Niedrige Bauplatzpreise, hohe Hebesätze
Was ändert sich? Die grundlegende Veränderung ist, dass künftig nur noch Quadratmeter besteuert werden, egal was auf dem Grundstück steht. Was der Quadratmeter wert ist, bestimmt der Bodenrichtwert, den haben die Gutachterausschüsse landauf, landab ermittelt, er kann über die Plattform BORIS des Landes flurstücksgenau abgefragt werden kann. Was letztendlich fällig wird, bestimmt dann der Hebesatz der Kommune. Fischer hat mit verschiedenen Werten gerechnet, mit einem Hebesatz von 600 Prozent sowohl für die Grundsteuer A (land- und forstwirtschaftliche Flächen) als auch für die Grundsteuer B (bebaute und unbebaute Flächen) hat er sein Ziel erreicht. Das klingt hoch, auch im Vergleich zu anderen Gemeinden, aber als Maßstab taugten die Hebesätze nicht mehr, machte Bürgermeister Andreas Schmidt klar, auch nicht zur Vergangenheit. Zuerst kommen die Bodenrichtwerte und die liegen in Gammertingen eben sehr niedrig. Ein hoher Hebesatz bedeutet also eher, dass hier das Bauland noch günstig ist.

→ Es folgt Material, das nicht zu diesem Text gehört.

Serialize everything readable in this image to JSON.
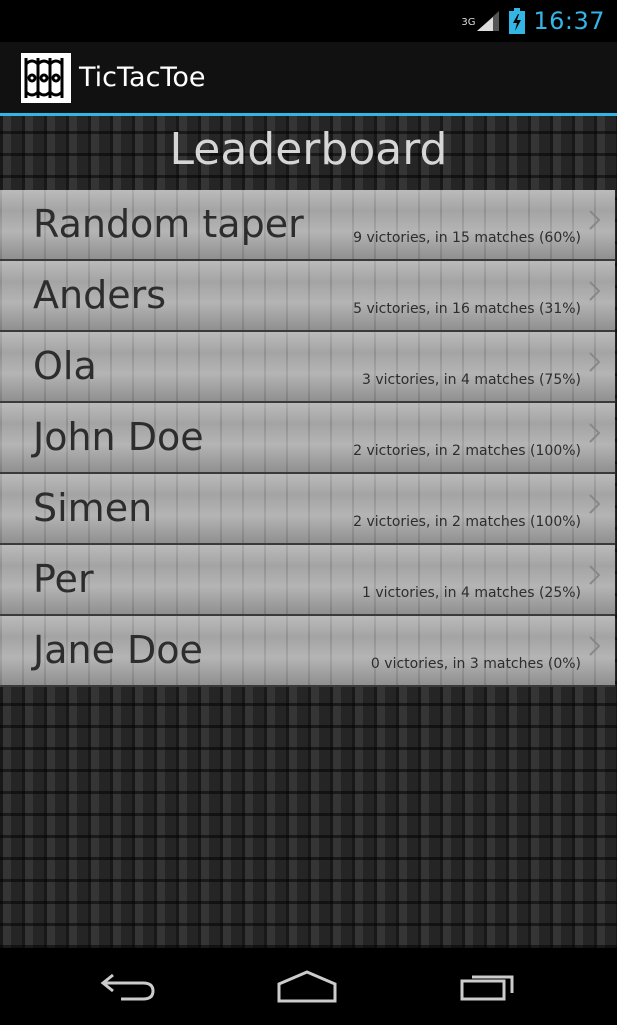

Aufkommensneutral für die Kommune bedeutet nicht aufkommensneutral für den Steuerzahler. Cornelius Fischer hatte einige interessante Beispielrechnungen mitgebracht. Als Faustformel gilt: Große Grundstücke werden eher teurer, kleine können günstiger werden - wenn der Bodenrichtwert niedrig ist. Bei einem Grundstück im Ortskern eines Teilorts könnte die Steuerlast sinken: Bei einem Bodenrichtwert von 40 Euro und einer Grundstücksgröße von 1.328 Quadratmetern - die Durchschnittsgröße läge in Gammertingen eher bei 700 Quadratmetern, ergänzte Kämmerer Siegfried Hagg - sinkt die Grundsteuer auch mit dem Hebesatz von 600 Prozent von 364 auf 289 Euro. Bei einer ähnlich großen Fläche - 1.206 Quadratmeter -, aber einem Bodenrichtwert von 85 Euro im Neubaugebiet eines Teilorts steigt sie dagegen von 356 auf 560 Euro. Beim Beispiel einer Wohnung in Gammertingen halbiert sich der Zahlbetrag dagegen um mehr als die Hälfte. Freuen können sich Gewerbetreibende. Für ein 5.000 Quadratmeter-Grundstück waren bisher 3.957 Euro fällig, künftig werden es 936 Euro sein. Grund ist der niedrige Bodenrichtwert von 30 Euro. Diese Einsparung müssen natürlich die anderen Steuerzahler auffangen.
Gewinner und Verlierer
Es wird also Gewinner und Verlierer geben: Aber daran könne der Gemeinderat nichts ändern, sagte Feldhausens Ortsvorsteher Hans Steinhart. Von Gerechtigkeit sei man weit weg, für die Gemeinderäte sei das ärgerlich und eine undankbare Vermittlungsaufgabe gegenüber den Bürgern, ergänzte Gerhard Jaudas.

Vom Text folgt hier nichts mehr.